Гольдштейн попытался дать такое объяснение, показав принципиальную зависимость любых движений (и в особенности всех «абстрактных» произвольных действий) от зрительных процессов. На примере обоих своих «душевно слепых» он хотел показать связь любых нарушений зрительного узнавания и зрительного представления с серьезными дефектами способности движения и действия. В конечном счете все это обосновывается тем, что любое совершаемое нами произвольное движение предполагает какое-то опосредование и некий «фон». «Мы совершаем наши движения не в "пустом" пространстве, не имеющем никакого отношения к движениям, но в пространстве, которое находится в совершенно определенном с ними отношении: движение и фон представляют собой лишь искусственно разделяемые моменты единого целого». Поскольку «душевно слепым» с тяжелыми повреждениями оптически-пространственных переживаний уже не удается создать для своих движений зрительное опосредование, то и движения оказываются серьезнейшим образом задетыми, а потому должны демонстрировать иную, чем у здоровых, «форму».

203

Даже там, где больные достигают по видимости правильных результатов последние опираются на совершенно иной фундамент: «фон» сдвигается из оптической области в кинестетическую.

Важнейшее различие между оптически и кинестетически фундированным «фоном» Гольдштейн видит в том, что второй менее поддается варьированию. «Зрительный фон независим от моего тела и его движений — оптически представленное пространство не сдвигается вместе с изменением положения моего тела. Оно находится вовне и фиксируется, мы можем по-разному осуществлять в нем наши действия. Кинестетически фундированный фон значительно теснее связан с нашим телом. Кинестетически фундированная поверхность всегда как-то соотносится с моим телом; кинестетический образ акта письма заранее содержит в себе определенное положение поверхности, на которой я пишу, тогда как при зрительном фоне я приспосабливаю к нему мое тело».

Случай одного из «душевно слепых» Гольдштейна характеризуется тем, что пространство для него всегда ориентировалось на положение его тела. «Вверху» для этого пациента всегда означало по направлению к его голове, а «внизу» — по направлению к его ступням. Поэтому, лежа на диване, он не мог указать, где «верх» и «низ» у комнаты. Его движения при письме или рисовании всегда происходили примерно на одном уровне, были как бы сплющенными и избегающими вертикалей.

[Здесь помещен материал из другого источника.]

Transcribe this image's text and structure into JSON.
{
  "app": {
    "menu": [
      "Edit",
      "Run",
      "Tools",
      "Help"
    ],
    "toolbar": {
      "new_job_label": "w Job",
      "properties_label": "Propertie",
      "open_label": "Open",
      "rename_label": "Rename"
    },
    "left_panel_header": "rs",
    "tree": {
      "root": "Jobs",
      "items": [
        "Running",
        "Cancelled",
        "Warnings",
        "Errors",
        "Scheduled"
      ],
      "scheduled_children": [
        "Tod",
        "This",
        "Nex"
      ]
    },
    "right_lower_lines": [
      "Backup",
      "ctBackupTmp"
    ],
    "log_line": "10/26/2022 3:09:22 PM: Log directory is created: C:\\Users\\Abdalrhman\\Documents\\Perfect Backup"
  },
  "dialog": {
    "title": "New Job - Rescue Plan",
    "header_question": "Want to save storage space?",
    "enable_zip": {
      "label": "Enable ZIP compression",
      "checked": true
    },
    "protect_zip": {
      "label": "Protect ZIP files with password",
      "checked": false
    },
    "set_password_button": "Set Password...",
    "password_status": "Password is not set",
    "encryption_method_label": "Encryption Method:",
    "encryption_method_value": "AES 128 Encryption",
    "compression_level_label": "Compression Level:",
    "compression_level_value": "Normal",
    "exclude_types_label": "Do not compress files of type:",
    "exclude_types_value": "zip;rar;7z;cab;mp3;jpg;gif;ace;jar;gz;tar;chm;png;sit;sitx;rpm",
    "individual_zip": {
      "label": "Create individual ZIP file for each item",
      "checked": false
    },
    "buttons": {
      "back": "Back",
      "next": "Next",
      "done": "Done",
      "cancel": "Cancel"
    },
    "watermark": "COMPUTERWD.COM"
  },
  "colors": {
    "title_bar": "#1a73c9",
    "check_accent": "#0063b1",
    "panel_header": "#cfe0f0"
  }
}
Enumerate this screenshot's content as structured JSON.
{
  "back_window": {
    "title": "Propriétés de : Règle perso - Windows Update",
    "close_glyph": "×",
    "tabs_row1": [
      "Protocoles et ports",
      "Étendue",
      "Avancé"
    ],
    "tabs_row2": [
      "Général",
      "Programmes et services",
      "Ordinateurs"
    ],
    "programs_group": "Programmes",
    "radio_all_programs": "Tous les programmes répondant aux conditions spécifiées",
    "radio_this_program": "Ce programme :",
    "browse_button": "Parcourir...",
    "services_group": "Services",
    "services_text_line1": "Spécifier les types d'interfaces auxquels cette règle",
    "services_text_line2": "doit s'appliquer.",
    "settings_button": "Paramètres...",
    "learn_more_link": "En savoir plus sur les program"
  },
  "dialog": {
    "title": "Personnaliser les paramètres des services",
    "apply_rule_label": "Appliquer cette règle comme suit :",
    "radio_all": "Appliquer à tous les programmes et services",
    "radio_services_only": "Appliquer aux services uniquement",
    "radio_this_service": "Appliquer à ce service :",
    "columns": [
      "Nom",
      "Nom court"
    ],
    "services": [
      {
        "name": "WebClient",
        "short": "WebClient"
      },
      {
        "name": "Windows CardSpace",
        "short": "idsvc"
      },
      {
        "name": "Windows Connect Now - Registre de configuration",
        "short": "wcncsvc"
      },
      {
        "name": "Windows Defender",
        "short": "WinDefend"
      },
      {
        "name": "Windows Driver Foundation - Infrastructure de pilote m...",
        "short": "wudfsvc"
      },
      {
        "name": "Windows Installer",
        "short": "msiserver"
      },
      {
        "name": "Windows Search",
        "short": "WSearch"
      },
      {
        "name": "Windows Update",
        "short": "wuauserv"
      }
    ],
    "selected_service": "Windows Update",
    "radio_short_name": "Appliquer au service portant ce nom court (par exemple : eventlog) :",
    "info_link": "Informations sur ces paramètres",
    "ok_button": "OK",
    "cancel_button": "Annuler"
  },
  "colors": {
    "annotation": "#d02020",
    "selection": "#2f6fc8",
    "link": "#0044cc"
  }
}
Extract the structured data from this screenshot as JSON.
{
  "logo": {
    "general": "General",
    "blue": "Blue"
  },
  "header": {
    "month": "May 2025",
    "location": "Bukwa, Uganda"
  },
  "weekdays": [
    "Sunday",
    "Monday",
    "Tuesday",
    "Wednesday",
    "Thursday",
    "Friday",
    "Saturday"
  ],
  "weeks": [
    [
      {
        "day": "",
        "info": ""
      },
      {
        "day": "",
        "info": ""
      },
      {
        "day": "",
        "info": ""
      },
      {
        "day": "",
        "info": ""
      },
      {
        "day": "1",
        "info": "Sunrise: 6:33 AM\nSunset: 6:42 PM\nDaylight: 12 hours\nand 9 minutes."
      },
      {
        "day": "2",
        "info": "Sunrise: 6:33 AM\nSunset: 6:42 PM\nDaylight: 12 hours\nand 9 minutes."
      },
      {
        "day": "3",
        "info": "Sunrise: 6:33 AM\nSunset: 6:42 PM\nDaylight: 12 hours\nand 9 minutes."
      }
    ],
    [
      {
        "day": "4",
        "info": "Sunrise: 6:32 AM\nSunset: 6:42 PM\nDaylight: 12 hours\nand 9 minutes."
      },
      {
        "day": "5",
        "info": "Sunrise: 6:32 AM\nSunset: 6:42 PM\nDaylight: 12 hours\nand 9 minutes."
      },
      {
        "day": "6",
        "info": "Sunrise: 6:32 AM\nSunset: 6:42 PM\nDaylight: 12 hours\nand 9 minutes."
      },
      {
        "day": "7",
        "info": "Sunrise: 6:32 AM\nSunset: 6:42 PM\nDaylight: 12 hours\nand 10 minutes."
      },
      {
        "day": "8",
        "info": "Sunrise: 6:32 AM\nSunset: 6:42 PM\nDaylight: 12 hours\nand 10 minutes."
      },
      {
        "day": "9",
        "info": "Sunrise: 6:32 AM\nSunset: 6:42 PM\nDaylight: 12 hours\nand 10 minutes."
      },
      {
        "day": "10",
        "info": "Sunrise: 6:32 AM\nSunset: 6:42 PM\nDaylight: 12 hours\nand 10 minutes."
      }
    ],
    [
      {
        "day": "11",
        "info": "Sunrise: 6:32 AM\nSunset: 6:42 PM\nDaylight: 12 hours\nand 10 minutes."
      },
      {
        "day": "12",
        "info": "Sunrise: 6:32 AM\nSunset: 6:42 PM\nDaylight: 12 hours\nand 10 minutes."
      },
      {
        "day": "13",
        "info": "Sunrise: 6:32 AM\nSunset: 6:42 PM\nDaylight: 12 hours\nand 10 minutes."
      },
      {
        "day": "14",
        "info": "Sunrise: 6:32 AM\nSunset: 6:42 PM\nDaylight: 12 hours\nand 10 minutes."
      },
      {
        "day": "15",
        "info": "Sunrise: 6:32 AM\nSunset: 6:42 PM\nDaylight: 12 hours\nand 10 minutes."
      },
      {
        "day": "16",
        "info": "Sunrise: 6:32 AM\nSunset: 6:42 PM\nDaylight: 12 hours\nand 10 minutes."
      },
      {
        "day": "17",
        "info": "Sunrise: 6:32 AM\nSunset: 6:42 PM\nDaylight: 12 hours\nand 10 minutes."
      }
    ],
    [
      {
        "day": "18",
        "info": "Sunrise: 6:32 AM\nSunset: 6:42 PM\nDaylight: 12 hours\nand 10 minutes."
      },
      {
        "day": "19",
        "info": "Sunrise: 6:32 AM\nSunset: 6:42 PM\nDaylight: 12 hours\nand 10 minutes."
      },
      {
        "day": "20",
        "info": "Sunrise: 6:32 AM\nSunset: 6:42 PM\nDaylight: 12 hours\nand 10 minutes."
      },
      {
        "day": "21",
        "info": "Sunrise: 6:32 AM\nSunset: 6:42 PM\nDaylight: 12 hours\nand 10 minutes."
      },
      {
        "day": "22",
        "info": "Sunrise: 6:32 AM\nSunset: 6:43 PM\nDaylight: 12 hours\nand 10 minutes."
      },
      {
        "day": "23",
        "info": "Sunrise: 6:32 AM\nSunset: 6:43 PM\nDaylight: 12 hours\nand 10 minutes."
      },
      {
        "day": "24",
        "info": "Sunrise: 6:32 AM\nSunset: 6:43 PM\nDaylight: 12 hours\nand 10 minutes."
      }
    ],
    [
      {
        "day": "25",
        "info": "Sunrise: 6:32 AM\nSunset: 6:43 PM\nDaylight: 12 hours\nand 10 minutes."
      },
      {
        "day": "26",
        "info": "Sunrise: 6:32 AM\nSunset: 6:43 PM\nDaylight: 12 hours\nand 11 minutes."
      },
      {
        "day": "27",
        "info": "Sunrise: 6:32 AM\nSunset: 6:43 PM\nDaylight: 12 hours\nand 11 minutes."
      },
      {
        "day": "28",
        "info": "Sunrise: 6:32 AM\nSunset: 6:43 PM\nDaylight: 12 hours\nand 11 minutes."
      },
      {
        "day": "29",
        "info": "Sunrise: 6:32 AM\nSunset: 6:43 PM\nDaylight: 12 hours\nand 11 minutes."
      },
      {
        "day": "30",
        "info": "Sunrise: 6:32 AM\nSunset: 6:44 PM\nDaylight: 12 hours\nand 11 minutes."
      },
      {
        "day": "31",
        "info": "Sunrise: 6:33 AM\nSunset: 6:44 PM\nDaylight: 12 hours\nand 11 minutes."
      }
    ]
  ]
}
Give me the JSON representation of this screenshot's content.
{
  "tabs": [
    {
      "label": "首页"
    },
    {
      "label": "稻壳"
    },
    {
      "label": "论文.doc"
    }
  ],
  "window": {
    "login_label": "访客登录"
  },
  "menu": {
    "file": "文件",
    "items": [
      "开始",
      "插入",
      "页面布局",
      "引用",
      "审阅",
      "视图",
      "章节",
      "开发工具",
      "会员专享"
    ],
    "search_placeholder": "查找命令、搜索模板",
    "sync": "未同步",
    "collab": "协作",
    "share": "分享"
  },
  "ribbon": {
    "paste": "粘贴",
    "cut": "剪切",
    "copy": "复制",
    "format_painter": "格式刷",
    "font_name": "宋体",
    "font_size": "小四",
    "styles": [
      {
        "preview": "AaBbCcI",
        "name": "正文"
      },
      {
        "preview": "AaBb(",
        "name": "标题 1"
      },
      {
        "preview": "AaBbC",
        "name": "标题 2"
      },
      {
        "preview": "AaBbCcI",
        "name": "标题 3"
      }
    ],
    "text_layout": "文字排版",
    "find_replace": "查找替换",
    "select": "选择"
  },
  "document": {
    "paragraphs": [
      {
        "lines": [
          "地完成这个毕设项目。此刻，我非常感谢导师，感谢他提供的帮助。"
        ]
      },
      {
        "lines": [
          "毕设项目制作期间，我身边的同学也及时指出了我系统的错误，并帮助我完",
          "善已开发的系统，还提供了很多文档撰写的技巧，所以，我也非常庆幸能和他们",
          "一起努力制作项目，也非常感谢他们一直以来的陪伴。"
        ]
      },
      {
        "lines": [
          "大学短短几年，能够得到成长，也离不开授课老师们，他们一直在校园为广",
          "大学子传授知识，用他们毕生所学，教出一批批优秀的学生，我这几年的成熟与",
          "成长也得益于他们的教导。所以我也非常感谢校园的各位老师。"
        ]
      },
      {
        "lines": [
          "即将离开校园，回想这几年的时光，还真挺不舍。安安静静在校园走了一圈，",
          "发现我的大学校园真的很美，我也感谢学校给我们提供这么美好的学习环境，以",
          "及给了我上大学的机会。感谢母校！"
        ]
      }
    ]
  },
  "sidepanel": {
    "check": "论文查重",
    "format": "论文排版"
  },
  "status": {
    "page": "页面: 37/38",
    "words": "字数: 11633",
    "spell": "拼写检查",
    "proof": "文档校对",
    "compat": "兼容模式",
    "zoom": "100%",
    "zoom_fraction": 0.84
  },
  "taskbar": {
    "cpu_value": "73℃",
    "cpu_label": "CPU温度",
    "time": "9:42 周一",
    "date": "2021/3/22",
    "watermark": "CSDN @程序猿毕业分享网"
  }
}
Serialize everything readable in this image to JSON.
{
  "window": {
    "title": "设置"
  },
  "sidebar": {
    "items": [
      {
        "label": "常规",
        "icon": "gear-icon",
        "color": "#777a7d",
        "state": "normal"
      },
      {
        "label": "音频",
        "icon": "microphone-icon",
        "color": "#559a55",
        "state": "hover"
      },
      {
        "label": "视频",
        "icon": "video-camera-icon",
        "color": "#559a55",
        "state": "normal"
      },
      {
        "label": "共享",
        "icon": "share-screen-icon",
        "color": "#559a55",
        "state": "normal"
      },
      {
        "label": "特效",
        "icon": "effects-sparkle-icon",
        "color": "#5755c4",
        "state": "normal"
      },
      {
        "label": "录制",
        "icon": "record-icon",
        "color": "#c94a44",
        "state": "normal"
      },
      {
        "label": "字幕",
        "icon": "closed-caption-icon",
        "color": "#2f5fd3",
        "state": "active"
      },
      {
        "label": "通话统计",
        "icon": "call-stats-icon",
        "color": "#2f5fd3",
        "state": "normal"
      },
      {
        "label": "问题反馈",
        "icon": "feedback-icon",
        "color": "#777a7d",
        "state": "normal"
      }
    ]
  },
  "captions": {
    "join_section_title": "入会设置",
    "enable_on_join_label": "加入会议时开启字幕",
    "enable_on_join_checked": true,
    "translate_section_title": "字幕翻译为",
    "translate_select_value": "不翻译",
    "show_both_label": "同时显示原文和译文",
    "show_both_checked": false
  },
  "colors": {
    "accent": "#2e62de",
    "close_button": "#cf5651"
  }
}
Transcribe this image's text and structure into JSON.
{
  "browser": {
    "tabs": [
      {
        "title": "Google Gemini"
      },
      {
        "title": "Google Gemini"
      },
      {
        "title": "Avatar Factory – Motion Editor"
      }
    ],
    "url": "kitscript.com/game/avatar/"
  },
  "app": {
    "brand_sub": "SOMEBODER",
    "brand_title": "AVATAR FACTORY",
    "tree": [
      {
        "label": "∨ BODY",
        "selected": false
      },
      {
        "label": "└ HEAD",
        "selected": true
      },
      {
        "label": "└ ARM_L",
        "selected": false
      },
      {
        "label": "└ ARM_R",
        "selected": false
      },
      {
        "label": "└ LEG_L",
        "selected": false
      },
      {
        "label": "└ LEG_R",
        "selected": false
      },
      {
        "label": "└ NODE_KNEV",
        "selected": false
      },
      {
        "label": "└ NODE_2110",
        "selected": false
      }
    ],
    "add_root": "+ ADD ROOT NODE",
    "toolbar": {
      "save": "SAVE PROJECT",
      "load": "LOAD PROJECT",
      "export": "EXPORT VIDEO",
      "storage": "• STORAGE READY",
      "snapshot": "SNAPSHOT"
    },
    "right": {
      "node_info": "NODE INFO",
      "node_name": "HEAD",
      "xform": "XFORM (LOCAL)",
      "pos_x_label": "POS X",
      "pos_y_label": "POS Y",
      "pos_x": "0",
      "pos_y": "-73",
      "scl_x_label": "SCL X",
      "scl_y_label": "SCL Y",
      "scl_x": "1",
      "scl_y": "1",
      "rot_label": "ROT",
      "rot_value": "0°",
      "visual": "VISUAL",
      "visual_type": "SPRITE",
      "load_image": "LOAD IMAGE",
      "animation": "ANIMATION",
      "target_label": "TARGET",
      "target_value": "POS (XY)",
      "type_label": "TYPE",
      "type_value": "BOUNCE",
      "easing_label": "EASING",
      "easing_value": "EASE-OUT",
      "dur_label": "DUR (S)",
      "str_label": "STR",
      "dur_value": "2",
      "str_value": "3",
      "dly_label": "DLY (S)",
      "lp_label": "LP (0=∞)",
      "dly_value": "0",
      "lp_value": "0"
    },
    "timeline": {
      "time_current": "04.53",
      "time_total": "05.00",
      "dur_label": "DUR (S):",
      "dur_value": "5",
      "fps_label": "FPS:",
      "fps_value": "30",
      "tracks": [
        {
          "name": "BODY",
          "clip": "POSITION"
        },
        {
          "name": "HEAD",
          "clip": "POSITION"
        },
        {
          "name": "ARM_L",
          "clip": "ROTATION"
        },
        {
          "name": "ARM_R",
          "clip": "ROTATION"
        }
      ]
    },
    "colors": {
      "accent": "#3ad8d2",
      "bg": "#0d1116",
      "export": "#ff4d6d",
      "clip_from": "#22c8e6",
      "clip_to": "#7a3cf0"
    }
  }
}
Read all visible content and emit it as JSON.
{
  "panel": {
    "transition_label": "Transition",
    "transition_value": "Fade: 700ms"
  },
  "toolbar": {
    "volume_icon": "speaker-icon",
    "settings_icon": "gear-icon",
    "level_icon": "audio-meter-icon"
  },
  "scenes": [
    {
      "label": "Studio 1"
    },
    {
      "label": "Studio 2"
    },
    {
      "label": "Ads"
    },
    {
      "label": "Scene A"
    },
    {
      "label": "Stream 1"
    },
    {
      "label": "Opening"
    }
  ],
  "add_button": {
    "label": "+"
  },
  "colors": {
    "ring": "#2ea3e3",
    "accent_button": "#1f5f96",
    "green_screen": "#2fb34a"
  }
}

Писать ему было удобнее всего стоя, но «он был не в состоянии переместить этот уровень, т. е. писать на другом уровне. Когда его просили об этом, то создание такого нового уровня трудно ему давалось... Например, когда его просили изобразить круг на горизонтальном уровне, то он плотно прижимал оба локтя к туловищу, ставил руки под прямым углом и совершал колебания всем телом, чтобы руки двигались по горизонтали. С помощью кинестетических ощущений он идентифицировал уровень движения своих рук как горизонтальный и тем самым осуществлял предписанные ему для письма движения. Поскольку кинестетически фундированный уровень прочно закреплен, то для нахождения наиболее удобного ему уровня должно было меняться положение всего тела. Это было легко продемонстрировать, предлагая ему писать сначала стоя, а затем лежа. Уровень, на котором он писал, всегда занимал одну и ту же позицию по отношению к положению его тела; эти два уровня, естественно, находились перпендикулярно друг к другу, равно как и соответствующие две позиции его тела»219.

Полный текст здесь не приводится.